To exercise any of these rights, contact us using the information at the end of this Notice.
How We May Use And Disclose Your Health Information
We may use and share your protected health information in the following ways:
1. For Treatment
We may use and share your information to provide, coordinate, or manage your healthcare and related services.
2. For Payment
We may use and share your information to bill for services and receive payment, including verifying coverage and processing claims.
3. For Healthcare Operations
We may use and share your information for operations such as quality improvement, training, licensing, auditing, and general business management.
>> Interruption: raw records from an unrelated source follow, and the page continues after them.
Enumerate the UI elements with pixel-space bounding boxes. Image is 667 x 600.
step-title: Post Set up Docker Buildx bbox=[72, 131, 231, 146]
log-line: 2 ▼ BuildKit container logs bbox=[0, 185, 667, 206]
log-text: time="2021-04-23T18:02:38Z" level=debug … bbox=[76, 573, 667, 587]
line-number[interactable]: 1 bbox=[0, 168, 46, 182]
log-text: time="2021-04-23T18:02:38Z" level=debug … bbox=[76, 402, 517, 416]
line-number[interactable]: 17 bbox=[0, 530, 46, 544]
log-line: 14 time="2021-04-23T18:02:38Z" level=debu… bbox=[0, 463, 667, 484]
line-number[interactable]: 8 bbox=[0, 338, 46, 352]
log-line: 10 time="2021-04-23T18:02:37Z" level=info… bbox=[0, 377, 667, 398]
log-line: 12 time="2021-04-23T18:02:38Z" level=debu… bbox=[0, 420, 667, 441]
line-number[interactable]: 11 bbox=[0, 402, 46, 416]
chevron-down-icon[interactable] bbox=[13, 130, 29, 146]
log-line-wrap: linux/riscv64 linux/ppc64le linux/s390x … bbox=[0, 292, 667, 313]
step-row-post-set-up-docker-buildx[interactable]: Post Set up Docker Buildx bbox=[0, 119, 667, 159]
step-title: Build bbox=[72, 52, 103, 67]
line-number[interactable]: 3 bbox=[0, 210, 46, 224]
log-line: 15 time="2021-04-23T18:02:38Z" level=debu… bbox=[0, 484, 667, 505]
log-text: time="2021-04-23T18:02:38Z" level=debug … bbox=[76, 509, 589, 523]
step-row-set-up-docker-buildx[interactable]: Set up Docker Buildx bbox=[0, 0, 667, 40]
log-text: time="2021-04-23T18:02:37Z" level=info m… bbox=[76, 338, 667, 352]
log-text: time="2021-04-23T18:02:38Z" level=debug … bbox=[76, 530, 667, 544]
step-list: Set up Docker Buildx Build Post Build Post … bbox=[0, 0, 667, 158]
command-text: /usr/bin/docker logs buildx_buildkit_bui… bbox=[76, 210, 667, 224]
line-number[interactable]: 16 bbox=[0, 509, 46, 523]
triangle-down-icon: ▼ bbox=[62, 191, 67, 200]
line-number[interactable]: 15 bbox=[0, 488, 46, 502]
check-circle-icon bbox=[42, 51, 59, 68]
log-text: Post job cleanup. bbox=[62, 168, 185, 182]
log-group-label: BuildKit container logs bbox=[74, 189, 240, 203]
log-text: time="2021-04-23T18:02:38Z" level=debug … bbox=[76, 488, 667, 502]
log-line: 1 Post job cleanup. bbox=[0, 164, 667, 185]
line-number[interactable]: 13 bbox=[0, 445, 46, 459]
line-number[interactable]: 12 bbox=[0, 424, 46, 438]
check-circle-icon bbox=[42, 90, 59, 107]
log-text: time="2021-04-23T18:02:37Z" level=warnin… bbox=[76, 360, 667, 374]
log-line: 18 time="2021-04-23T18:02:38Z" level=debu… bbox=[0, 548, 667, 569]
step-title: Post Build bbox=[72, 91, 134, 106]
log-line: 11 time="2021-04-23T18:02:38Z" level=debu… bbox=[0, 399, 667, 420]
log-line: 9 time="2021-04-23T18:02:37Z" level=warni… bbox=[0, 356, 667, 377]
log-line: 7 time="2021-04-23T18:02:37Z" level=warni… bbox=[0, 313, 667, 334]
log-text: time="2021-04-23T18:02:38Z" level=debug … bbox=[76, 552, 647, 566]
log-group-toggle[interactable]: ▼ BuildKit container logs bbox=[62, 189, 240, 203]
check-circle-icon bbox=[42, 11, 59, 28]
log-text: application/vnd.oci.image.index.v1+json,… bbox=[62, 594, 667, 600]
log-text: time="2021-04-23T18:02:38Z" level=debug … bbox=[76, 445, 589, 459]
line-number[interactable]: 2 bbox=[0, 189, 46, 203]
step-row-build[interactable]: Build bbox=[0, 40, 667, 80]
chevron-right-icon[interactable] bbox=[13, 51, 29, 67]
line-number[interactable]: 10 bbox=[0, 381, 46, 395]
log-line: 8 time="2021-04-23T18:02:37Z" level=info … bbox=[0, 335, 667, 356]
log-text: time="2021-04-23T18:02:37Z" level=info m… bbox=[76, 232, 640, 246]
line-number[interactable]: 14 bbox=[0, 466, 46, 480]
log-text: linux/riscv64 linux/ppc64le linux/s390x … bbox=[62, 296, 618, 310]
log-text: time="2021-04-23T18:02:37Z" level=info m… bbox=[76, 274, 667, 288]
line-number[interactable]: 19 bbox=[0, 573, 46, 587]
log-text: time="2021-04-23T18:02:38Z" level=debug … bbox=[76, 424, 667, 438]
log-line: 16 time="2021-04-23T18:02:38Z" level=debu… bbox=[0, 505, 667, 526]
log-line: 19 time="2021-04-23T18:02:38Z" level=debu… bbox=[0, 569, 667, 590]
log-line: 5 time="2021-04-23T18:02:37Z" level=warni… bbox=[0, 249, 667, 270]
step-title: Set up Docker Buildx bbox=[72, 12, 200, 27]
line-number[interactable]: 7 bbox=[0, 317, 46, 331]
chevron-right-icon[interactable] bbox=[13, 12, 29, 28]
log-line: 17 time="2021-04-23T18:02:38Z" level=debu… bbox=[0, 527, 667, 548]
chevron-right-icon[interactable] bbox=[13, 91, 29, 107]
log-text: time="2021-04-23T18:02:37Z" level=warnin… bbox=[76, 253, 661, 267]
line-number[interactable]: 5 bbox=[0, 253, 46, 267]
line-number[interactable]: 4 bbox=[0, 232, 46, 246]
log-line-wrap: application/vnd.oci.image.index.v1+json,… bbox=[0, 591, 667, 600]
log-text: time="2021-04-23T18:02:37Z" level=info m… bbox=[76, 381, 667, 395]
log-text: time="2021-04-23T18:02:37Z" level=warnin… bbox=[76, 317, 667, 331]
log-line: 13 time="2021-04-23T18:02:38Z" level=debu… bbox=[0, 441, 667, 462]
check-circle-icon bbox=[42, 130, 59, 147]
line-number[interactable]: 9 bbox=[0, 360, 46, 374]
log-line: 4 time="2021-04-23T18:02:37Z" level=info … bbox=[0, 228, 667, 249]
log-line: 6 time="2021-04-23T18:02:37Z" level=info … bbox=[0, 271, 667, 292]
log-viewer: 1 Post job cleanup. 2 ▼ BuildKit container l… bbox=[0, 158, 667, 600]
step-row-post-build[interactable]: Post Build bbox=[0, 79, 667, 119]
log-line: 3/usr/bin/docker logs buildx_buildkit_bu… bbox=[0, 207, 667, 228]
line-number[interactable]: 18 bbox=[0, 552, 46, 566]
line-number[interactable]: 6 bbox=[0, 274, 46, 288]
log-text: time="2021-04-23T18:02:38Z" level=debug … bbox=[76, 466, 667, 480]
Other Permitted Or Required Uses And Disclosures
We may also use or disclose your information:
To comply with federal, state, or local law
For public health and safety activities
To respond to court orders, subpoenas, or legal processes
For health oversight activities
To prevent or lessen a serious threat to health or safety
For workers’ compensation or similar programs
Uses And Disclosures That Require Your Written Authorization
We will not use or share your health information for purposes such as marketing or disclosure of psychotherapy notes without your written authorization.
You may revoke an authorization at any time in writing, except where we have already relied on it.
Electronic Communications
We may communicate with you electronically (such as via email or telehealth platforms) regarding your care, scheduling, or billing. While we take steps to protect your information, electronic communications carry some inherent risk.
Our Safeguards
We use administrative, technical, and physical safeguards to protect your health information from unauthorized access, use, or disclosure.
Changes To This Notice
We reserve the right to change this Notice and make the revised Notice effective for information we already have as well as new information. The updated Notice will be available on our website and upon request.
Contact Information
If you have questions about this Notice or wish to exercise your rights, contact:
Privacy Officer
Compassionate Caregiving At Your Door, LLC
1 Research Ct, Suite 450
Rockville, MD 20850
Email: caregivingatyourdoor@gmail.com
Complaints
You may file a complaint with us or with the U.S. Department of Health and Human Services if you believe your privacy rights have been violated.
You will not be penalized or retaliated against for filing a complaint.